I try to keep her occupied with sports etc but if he doesn't text her, she gets very upset and goes into a terrible mood.

There is a problem here and your DH needs to take his head out of the sand and start taking an active role in his daughter's life.

Take her phone away after 6 pm.

Make your DH find some activity she and he can do together once a week. It doesn't have to be a massive, time consuming hobby. They could go shopping or have a pizza or go to the cinema once in a while.

Or he could just take an interest in her homework or her female friendships, and so could you.

It is really, really important for girls to have girl friends, and this exclusive BF relationship will get in the way of that. She will have nobody when this boy breaks it off if you allow her to neglect the forming of female friendships.

Find an activity for your DD to do. Martial arts appeal to some, then there is dance, drama, gymnastics, swimming, diving, music, tennis football - etc. DH can show an interest in whatever activity it is.

@BillHadersNewWife and @BeesKnees4 - well said.
Couldn't agree more.
At first I found it cute as she never really had any boys interested in her at primary school and vice versa, so I thought I would let her enjoy the attention
The DH may have something of a point when he blames you for encouraging this, somewhere deep down.

But he (and you) need to sit DD down and tell her the intense focus on what this boy feels about her is all wrong.

neveradullmoment99 · 27/10/2019 07:05

My dd had loads of crushes last year when she was in her first year at high school. She is in her 2nd year and still does. My ds is 11 and in primary school and the same. Nothing has gone any further except the odd text. Taking a phone away and banning whatsapp is a sure way to encouraging secrecy. Do keep checking phones though. Whatsapp is used widely here with most kids that age. I agree, very little difference between that and a text.

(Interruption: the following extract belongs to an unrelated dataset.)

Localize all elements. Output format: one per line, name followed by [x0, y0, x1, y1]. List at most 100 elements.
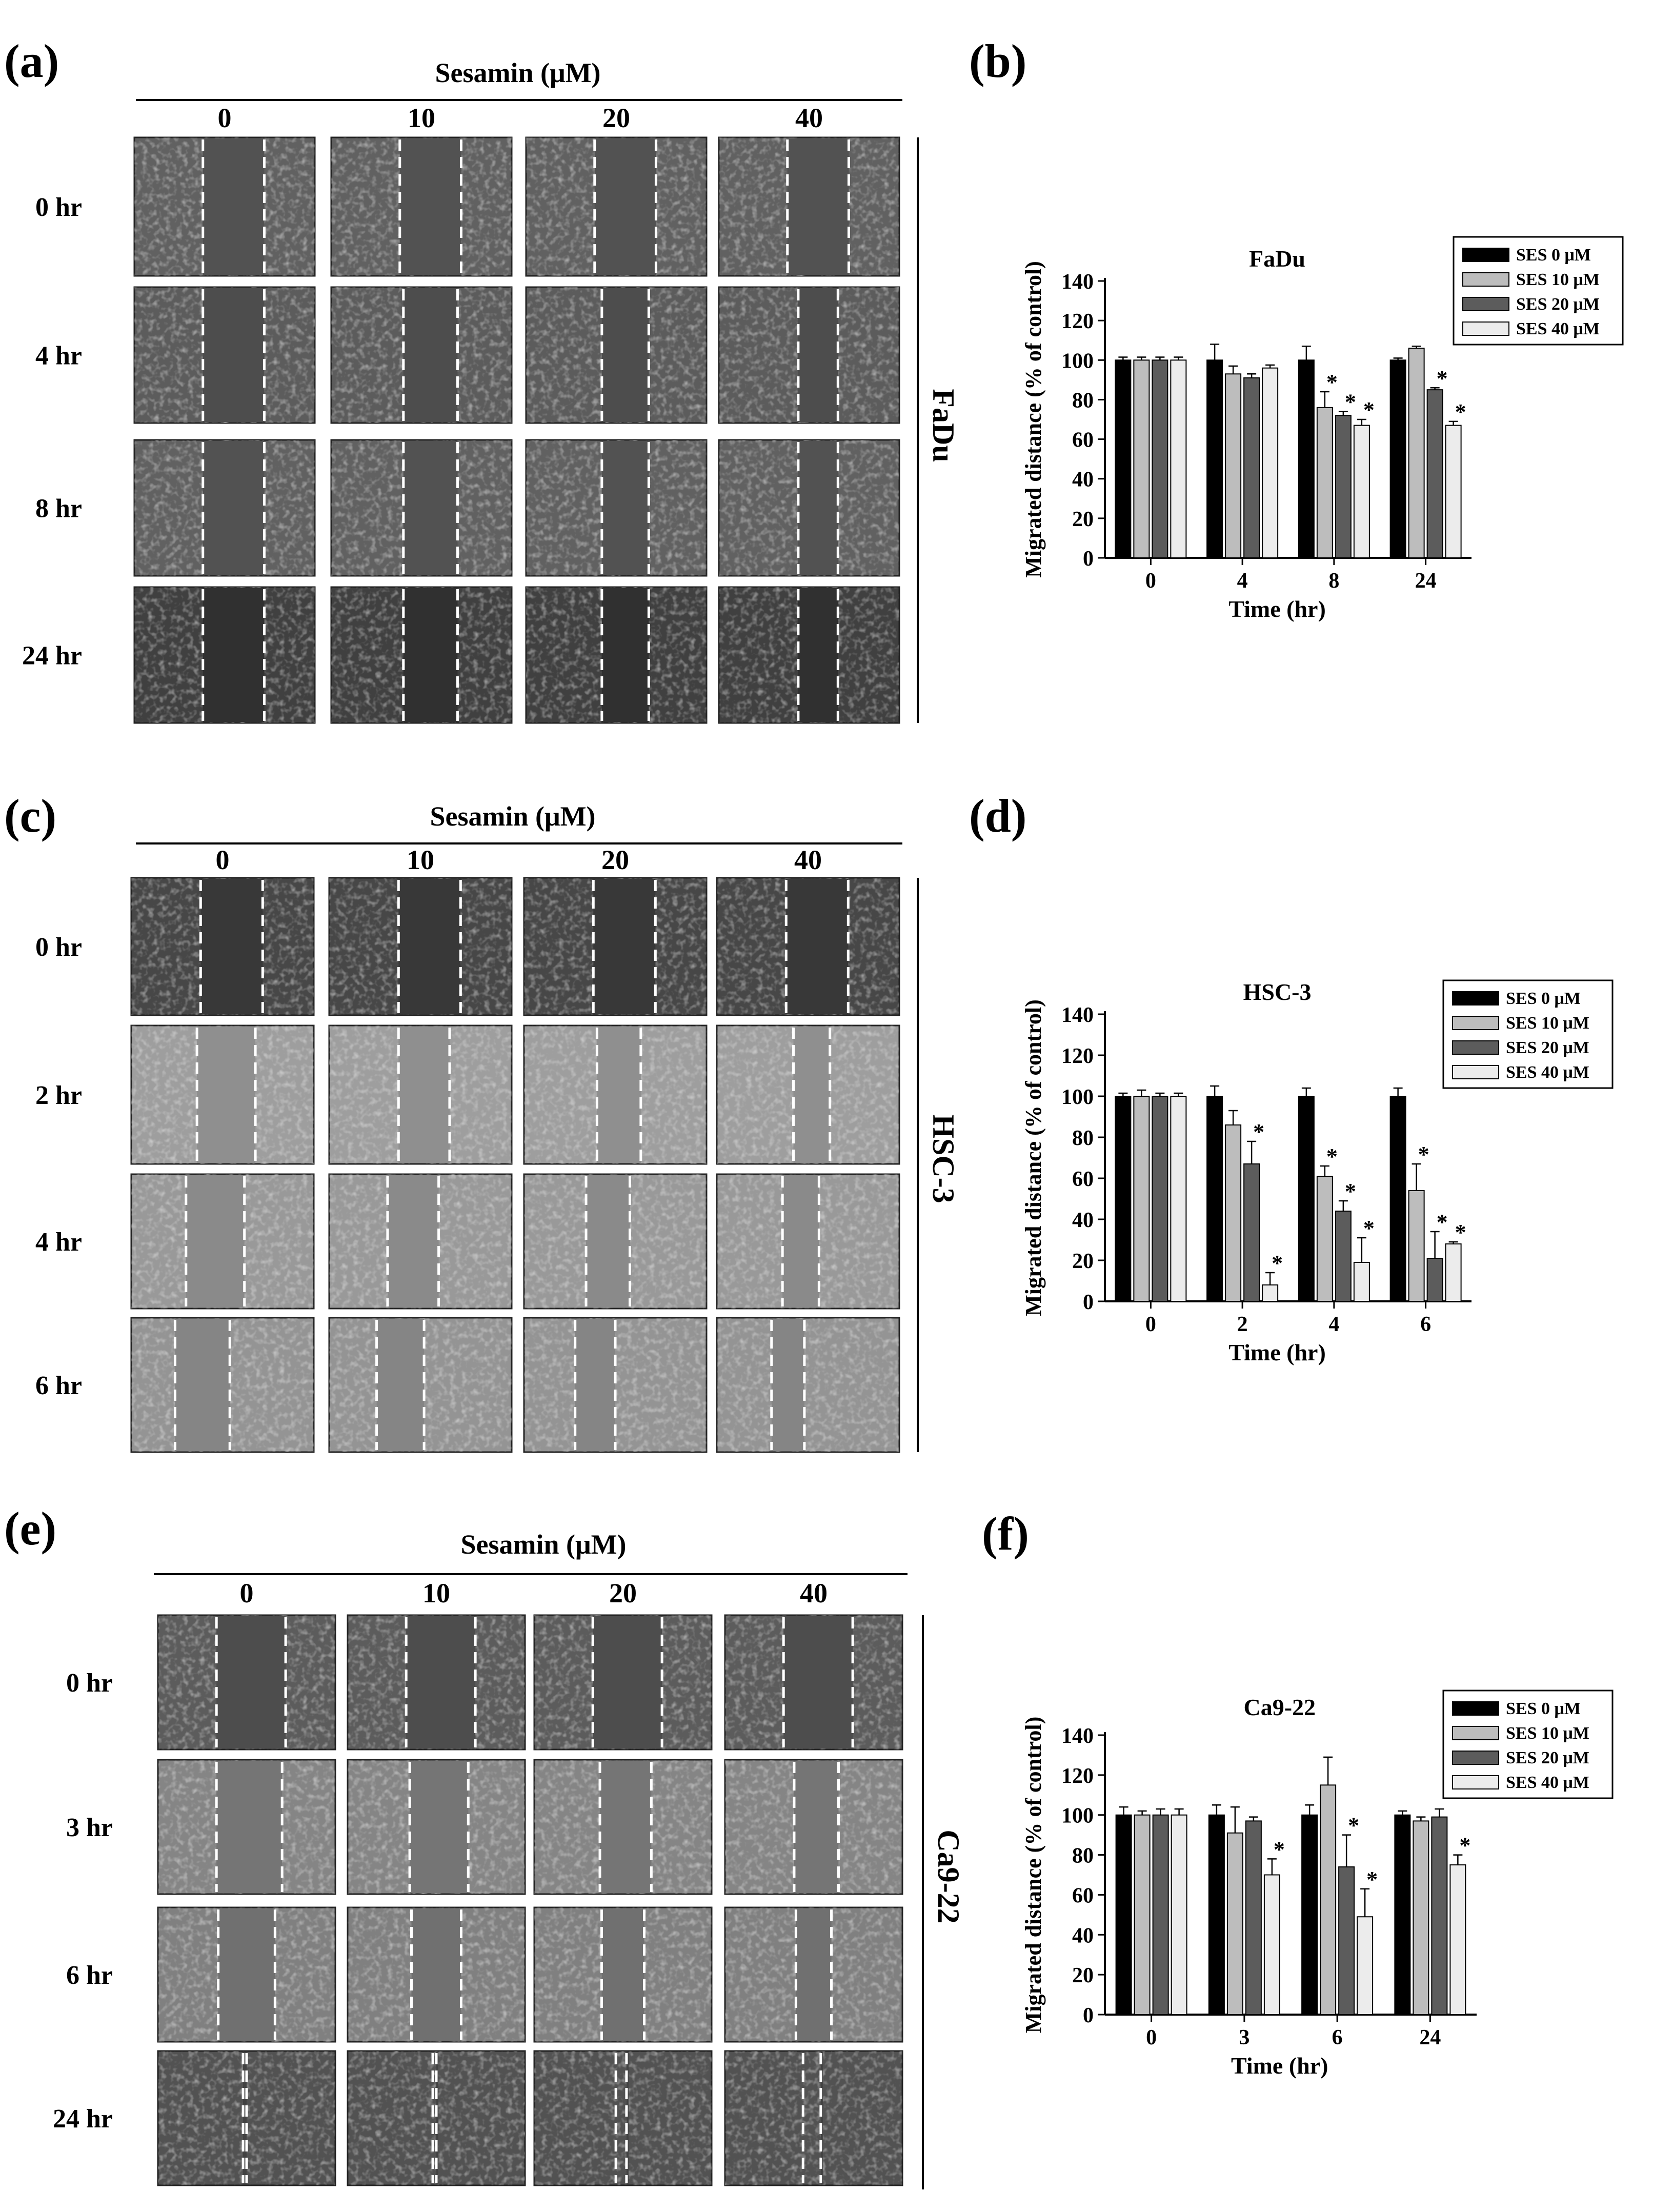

neveradullmoment99 · 27/10/2019 07:08

Most of the girls/ boys with crushes don't go any further than a text. One of my dd's friend had a date. It all fizzled out after that!

Bluerussian · 27/10/2019 07:17

Drinkciderfromalemon
Not a lot you can do really! Encourage friendships with others and don't go in heavy against the boy. It is unlikely to turn into her forever relationship, so just keep a weather eye and let it play out.
...........
I agree with the above.

Your daughter sounds alright, knows her boundaries, bless her. They are only children - yes, keep a 'weather eye' but let it play out.